Multi threading have lock problem

I found that there was a lock between the multi-threads while launching the kernel to the GPU’s execution engine queue.

However, in the figure, while waiting for “max_pool_forward_nchw” and “generateWinogradTilesKernel” to obtain a lock, the checked kernel (sky blue kernel) first obtained the lock and completed the launch.

How is this possible?

Doesn’t the mutex queue follow the FIFO?

I don’t think details of kernel launch processing are specified anywhere.

Wouldn’t that be a bad idea if you wanted to enable out-of-order processing such as what you might have with CUDA streams?

I am using RTX Quadro 6000 and using multithreading to run Torchvision’s Densenet201, Resnet152, Alexnet, and vgg16 simultaneously on each thread.

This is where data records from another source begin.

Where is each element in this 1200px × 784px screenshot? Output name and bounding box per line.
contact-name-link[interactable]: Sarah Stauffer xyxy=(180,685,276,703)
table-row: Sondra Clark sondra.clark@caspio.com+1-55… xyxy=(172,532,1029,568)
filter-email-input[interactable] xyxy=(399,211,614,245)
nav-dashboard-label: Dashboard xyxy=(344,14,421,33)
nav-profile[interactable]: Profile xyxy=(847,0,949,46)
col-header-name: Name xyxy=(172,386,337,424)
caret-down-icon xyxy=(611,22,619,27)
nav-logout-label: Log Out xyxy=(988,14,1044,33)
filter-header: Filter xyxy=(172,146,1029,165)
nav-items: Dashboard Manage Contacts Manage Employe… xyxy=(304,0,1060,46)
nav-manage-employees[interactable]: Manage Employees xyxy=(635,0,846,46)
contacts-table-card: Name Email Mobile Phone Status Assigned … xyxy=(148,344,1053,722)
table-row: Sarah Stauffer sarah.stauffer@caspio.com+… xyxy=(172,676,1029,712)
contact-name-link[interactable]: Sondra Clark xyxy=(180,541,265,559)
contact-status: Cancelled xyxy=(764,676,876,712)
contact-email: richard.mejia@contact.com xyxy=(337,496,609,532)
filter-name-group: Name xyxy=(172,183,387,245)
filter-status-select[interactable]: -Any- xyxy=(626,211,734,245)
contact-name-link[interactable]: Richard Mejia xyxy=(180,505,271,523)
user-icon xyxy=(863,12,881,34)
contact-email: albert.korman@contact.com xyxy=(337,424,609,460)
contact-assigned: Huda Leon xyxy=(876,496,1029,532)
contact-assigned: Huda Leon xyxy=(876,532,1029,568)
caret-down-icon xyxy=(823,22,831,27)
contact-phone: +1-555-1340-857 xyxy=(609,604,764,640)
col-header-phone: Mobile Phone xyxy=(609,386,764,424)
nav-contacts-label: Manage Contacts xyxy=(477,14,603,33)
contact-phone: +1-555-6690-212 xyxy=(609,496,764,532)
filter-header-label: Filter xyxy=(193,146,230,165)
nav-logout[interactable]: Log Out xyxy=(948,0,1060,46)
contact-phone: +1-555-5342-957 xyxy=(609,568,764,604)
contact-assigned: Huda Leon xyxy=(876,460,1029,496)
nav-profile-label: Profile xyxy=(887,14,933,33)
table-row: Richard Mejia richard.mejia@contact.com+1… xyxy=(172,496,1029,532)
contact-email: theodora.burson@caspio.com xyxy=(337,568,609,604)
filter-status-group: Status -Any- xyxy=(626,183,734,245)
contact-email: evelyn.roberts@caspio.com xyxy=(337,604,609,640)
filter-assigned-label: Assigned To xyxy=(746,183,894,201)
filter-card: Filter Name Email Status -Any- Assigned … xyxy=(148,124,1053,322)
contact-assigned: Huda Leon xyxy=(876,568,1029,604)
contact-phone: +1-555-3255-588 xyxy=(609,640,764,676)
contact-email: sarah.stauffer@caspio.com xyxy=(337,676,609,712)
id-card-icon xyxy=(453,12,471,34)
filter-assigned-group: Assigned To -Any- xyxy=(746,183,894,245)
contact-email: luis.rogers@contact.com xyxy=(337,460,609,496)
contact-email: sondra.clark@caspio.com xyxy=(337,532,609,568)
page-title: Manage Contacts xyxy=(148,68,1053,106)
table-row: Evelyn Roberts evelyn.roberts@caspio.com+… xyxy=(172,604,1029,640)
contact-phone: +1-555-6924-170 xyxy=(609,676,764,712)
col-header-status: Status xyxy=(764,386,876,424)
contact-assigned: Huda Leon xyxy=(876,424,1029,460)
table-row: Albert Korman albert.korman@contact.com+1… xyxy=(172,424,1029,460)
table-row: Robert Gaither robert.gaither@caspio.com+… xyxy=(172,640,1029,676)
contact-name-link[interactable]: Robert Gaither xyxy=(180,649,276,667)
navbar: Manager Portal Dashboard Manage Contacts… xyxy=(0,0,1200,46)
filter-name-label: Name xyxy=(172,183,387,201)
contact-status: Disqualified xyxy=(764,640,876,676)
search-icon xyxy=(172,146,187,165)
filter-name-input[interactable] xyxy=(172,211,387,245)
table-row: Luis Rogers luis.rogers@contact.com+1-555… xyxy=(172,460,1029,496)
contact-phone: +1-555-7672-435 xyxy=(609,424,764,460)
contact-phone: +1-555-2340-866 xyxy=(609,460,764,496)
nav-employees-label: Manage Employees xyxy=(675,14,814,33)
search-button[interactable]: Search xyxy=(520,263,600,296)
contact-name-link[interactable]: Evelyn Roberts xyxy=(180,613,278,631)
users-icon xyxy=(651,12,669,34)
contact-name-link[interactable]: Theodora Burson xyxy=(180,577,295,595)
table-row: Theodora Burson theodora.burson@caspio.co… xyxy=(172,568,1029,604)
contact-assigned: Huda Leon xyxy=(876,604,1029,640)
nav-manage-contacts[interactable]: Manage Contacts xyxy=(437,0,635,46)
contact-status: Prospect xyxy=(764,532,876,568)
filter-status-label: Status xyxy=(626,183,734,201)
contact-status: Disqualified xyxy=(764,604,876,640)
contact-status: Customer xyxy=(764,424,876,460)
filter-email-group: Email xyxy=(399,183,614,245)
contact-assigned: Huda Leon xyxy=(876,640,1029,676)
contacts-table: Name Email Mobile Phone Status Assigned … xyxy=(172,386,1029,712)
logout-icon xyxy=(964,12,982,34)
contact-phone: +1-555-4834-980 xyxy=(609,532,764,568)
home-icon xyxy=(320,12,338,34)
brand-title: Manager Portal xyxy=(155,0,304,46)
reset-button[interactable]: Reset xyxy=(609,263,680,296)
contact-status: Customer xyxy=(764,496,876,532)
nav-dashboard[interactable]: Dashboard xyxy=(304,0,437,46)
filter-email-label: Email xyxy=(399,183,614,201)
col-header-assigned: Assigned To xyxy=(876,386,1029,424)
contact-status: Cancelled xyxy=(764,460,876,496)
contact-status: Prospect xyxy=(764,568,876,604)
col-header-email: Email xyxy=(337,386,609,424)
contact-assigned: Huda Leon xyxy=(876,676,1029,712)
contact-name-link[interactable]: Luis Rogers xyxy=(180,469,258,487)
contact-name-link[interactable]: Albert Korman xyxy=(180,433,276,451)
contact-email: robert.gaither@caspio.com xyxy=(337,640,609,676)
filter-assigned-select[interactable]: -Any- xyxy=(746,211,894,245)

In addition, that figure is at some point when my application is profiled through the Nsight system.

Only kernel launcher’s process is shown in the figure.

Regardless of kernel launch detail, only one kernel can be launched at a time per device.

In multithreading ,if one kernel is launching and another kernel requests launch, the kernel has to wait until it gets ‘mutex lock’.

Am I right?

What I’m curious about is the order of obtaining the ‘mutex lock’.

On the profiler, the longest-awaited kernel does not seem to be the first to get the ‘mutex lock’, but rather randomly gets the ‘mutex lock’ and launches the kernel.

Isn’t this the first-in-first-out?

That looks like “kernel launch detail” to me. I’m sure you can study and reverse-engineer some of it if you want. I’m not able to comment on it directly. As far as I know it is not specified.

If you observe that the longest waiting kernel somehow is not the next one to be processed, doesn’t that mean that FIFO is not a very good description of the process?

If I use MPS than multithreading, can I exclude these delays?